Still, taking Mike’s helmet feels like stripping him naked. I think briefly about hoisting him up as I climb but quickly toss the idea aside, torn between knowing that I can’t take him with me and wishing that I didn’t have to leave him behind.

My mind roils. The only thing I can do for Mike now is climb out and tell his family what happened to him, and get him off the mountain. I have to make it out, and wearing Mike’s helmet will improve my chances.

With that thought, my resolve gets stoked a bit higher. Before I lose the courage to act, I reach down, fiddle with the strap on Mike’s blue helmet, and pull it off him. I grit my teeth, grab the chin strap, and cinch the helmet down hard onto my head.

Reaching down again, I gently set Mike’s sunglasses back over his eyes. I snug his gloves fully back onto his hands. I look over his waist harness and anchor sling—they’re good. Again I inspect that lone ice screw in the wall that will keep Mike from plunging in any deeper and will also be my bottom anchor. I like it that we are both tied into the same screw.
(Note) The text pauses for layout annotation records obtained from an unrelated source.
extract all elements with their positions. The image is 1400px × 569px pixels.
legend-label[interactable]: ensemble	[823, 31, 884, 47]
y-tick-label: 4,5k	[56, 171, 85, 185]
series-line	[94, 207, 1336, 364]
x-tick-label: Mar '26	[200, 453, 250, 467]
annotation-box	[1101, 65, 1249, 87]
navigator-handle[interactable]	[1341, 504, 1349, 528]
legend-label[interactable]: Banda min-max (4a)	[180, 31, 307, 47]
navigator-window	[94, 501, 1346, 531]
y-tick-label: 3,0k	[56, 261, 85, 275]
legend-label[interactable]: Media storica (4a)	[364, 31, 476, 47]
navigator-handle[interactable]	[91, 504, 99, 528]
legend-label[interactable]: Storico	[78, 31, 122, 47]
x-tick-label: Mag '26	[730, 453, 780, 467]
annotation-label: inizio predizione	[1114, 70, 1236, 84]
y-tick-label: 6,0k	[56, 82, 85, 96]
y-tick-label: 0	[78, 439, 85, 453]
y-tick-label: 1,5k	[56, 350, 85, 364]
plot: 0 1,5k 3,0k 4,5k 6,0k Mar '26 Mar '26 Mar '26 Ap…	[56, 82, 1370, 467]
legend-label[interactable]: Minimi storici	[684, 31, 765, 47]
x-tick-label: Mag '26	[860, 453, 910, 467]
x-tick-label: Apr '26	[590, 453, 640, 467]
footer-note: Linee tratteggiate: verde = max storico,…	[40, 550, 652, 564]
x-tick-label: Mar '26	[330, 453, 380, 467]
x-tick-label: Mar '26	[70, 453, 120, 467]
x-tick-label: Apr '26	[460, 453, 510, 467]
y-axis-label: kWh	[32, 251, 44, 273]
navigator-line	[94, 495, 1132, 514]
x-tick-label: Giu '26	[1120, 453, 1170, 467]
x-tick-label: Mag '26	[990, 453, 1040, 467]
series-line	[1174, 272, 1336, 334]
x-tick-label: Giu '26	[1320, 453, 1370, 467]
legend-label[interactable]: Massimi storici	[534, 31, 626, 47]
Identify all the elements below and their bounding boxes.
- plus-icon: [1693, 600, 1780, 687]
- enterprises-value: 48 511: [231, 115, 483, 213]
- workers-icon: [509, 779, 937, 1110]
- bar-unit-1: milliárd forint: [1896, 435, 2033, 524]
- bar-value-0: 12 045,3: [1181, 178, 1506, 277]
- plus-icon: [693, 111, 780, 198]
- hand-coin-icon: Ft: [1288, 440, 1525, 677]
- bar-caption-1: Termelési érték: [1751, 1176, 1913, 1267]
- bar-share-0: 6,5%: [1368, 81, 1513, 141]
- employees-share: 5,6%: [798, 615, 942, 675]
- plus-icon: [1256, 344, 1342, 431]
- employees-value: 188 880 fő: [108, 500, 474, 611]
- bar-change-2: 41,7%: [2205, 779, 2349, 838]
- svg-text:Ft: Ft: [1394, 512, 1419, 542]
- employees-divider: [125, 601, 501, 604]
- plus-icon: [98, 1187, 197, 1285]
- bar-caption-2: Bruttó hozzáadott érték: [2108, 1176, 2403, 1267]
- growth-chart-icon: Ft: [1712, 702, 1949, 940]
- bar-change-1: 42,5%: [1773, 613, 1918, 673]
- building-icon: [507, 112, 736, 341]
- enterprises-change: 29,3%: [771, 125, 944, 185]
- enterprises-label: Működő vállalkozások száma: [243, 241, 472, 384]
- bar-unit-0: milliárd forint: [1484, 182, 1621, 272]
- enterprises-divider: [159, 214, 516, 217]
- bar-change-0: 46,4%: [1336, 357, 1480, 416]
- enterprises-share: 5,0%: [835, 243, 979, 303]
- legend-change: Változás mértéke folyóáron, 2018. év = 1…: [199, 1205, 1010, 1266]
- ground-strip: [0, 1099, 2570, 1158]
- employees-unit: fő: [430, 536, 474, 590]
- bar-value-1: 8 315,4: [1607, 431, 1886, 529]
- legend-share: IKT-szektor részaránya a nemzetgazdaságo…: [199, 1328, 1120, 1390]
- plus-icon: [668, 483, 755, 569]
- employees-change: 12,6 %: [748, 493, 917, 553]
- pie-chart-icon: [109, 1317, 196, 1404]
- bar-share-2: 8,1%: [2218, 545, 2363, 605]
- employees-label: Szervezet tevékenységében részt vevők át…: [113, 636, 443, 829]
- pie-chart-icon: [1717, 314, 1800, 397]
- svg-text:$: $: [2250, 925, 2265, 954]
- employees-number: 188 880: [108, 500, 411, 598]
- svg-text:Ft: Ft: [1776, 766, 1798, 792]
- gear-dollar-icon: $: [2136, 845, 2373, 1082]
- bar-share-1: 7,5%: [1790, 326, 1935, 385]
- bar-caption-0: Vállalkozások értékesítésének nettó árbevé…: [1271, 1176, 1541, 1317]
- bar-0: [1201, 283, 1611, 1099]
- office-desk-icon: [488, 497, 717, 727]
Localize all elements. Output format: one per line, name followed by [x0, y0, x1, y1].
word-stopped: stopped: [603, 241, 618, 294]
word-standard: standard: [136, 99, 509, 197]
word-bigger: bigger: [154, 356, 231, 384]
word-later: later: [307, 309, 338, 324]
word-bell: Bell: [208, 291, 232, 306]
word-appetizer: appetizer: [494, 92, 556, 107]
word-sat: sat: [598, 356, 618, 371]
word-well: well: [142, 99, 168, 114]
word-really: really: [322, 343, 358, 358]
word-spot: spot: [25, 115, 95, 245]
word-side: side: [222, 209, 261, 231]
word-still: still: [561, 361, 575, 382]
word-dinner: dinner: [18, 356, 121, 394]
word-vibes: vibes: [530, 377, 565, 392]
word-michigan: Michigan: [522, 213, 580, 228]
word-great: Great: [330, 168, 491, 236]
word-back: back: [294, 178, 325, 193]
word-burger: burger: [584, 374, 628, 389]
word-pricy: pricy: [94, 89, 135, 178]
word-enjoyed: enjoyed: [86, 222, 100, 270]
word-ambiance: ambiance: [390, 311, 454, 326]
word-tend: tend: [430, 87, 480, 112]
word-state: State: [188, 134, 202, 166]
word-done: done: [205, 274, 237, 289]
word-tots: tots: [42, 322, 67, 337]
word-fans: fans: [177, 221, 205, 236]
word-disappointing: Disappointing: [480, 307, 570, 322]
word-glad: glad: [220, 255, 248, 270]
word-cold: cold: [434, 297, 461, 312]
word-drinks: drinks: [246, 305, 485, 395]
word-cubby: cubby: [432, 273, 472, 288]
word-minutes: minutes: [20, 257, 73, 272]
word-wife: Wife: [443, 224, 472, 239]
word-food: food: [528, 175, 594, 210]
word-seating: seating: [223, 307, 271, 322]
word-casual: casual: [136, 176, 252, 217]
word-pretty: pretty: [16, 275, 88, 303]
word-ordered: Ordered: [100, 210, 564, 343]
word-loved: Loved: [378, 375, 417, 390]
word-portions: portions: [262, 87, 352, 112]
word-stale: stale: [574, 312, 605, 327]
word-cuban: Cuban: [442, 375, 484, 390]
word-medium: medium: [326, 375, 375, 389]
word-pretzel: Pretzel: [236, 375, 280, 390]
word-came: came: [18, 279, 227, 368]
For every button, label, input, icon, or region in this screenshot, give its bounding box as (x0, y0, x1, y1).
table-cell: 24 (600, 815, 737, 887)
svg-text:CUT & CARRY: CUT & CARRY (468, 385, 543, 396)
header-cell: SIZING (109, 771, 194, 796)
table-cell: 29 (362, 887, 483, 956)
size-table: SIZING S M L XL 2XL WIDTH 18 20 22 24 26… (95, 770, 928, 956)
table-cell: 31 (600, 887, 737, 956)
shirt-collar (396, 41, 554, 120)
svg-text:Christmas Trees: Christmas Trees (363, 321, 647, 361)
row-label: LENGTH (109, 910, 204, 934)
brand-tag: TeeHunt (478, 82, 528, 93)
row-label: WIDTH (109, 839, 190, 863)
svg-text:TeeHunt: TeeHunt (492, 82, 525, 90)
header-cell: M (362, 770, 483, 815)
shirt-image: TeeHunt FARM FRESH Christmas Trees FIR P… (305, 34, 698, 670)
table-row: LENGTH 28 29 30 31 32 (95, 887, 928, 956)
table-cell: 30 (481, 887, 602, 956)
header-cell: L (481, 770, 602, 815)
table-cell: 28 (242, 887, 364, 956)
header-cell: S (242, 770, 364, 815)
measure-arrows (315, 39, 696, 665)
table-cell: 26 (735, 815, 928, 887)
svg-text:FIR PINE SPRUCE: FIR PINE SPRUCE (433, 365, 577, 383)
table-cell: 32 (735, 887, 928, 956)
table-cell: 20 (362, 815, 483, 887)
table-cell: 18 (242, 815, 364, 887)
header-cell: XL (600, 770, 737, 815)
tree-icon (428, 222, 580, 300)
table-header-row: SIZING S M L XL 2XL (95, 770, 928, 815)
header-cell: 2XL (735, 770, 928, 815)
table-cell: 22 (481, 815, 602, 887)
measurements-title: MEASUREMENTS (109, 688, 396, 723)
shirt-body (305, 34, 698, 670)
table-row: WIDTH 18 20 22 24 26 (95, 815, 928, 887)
It will work for both of us, or it will work for neither of us. We’re still in this together.

I PLAY WITH
the gear, stalling—the way I sometimes do when I face something scary. In these situations, Mike always urged me on, infusing me with an empowering energy in moments of uncertainty. We’ll be on the rock, and it’ll be my turn to lead, and I’ll hesitate, afraid it’s too much for me, fiddling with the gear, buying time. Mike will sense this and move to cut it off.